Norman Hall, Newcastle fan
Newcastle United football team has agreed a £24 million sponsorship deal with Wonga.com, the short-term payday loans company.
Wonga, and other legalised loan shark firms, prey on the most down-trodden and vulnerable sections of society.
Wonga’s interest rates are 4,214% apr so a 30-day loan from Wonga to buy a £49.99 Newcastle shirt from Mike Ashley’s (Newcastle’s millionaire owner) Sports Direct, will cost £70.63 – 41% more.
North-east England is under the cosh of unemployment and public sector cuts. Many people, seriously struggling, will now see the name of a company making fortunes from their poverty, splashed across the chests of super-wealthy players.
Wonga also bought the naming rights to the stadium. Using the “spoonful of sugar helps the poison go down” approach, they changed the stadium’s name back to the traditional St James’ Park.

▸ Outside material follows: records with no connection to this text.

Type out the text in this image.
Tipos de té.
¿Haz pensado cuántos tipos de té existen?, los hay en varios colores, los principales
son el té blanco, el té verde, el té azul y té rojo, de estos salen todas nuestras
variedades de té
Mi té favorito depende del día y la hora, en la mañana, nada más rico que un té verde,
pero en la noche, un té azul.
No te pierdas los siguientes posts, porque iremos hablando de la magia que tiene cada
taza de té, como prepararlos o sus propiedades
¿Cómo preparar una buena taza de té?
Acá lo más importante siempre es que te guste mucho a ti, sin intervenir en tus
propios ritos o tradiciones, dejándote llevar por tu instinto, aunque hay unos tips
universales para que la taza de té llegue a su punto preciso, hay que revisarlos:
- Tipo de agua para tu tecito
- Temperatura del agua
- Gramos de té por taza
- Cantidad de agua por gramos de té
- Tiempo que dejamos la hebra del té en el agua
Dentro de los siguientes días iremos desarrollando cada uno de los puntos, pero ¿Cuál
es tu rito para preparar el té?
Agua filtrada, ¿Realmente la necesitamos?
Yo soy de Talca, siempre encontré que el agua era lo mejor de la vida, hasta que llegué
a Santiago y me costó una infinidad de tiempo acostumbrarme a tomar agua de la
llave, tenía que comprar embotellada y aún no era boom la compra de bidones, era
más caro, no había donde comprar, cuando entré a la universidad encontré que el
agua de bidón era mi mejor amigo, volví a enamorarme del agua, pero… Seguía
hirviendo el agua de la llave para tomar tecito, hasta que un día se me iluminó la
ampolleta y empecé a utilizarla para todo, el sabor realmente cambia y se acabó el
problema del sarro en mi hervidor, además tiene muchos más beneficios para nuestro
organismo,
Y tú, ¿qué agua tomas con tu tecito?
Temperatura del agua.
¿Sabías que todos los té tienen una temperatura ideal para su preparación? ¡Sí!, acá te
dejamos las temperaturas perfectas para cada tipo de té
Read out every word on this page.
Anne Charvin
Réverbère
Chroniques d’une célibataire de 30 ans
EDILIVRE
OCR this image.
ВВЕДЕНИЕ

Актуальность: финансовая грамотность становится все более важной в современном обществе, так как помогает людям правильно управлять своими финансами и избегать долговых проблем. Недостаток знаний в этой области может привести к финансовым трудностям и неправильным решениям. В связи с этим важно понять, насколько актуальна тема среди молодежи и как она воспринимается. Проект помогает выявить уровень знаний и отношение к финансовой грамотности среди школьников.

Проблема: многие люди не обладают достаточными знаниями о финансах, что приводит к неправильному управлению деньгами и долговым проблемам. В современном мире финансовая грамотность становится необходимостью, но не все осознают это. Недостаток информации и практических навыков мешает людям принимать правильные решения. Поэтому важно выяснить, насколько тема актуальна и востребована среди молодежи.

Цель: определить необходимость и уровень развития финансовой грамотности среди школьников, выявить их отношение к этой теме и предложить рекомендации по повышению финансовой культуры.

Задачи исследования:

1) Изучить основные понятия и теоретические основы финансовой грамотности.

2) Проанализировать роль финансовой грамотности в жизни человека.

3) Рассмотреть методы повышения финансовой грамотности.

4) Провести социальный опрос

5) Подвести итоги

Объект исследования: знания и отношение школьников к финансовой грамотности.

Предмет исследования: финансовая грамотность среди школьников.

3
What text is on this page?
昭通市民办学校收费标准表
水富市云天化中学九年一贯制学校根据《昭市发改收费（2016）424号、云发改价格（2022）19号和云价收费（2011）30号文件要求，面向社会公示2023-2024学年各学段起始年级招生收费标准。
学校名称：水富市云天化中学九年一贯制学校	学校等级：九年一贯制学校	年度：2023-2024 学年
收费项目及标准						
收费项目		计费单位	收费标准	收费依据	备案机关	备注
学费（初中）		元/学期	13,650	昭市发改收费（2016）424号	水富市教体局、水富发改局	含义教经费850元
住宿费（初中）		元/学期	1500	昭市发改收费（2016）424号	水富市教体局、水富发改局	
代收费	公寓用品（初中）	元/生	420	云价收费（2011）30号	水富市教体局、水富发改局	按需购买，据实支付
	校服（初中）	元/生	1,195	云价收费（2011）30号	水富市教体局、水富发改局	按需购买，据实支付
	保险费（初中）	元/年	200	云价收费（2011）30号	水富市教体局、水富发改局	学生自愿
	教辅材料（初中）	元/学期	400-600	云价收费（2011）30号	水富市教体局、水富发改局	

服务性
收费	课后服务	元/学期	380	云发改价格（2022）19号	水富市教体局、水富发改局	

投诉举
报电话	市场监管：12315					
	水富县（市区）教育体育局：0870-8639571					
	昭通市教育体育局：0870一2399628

Some supporters just welcome the £24 million. Others say Wonga shouldn’t be touched with a borrowed barge pole.
Others say Wonga are scum but are they that much worse than any other financial institution such as former sponsors Northern Rock and Virgin Money? Look at Barclays, the Libor rate-rigging sponsor of football’s top competition, the Premier League.
Local Labour MPs and councillors correctly denounced the deal. However, Wonga was launched under the last Labour government, which did nothing to prevent these vultures setting up. Labour didn’t even put in controls to limit their extortionate interest rates.
The finance and banking industry definitely needs to be nationalised under democratic control and management.
And football should be controlled by the fans and their communities and not be the plaything of super-rich individuals or money-grabbing wide boys.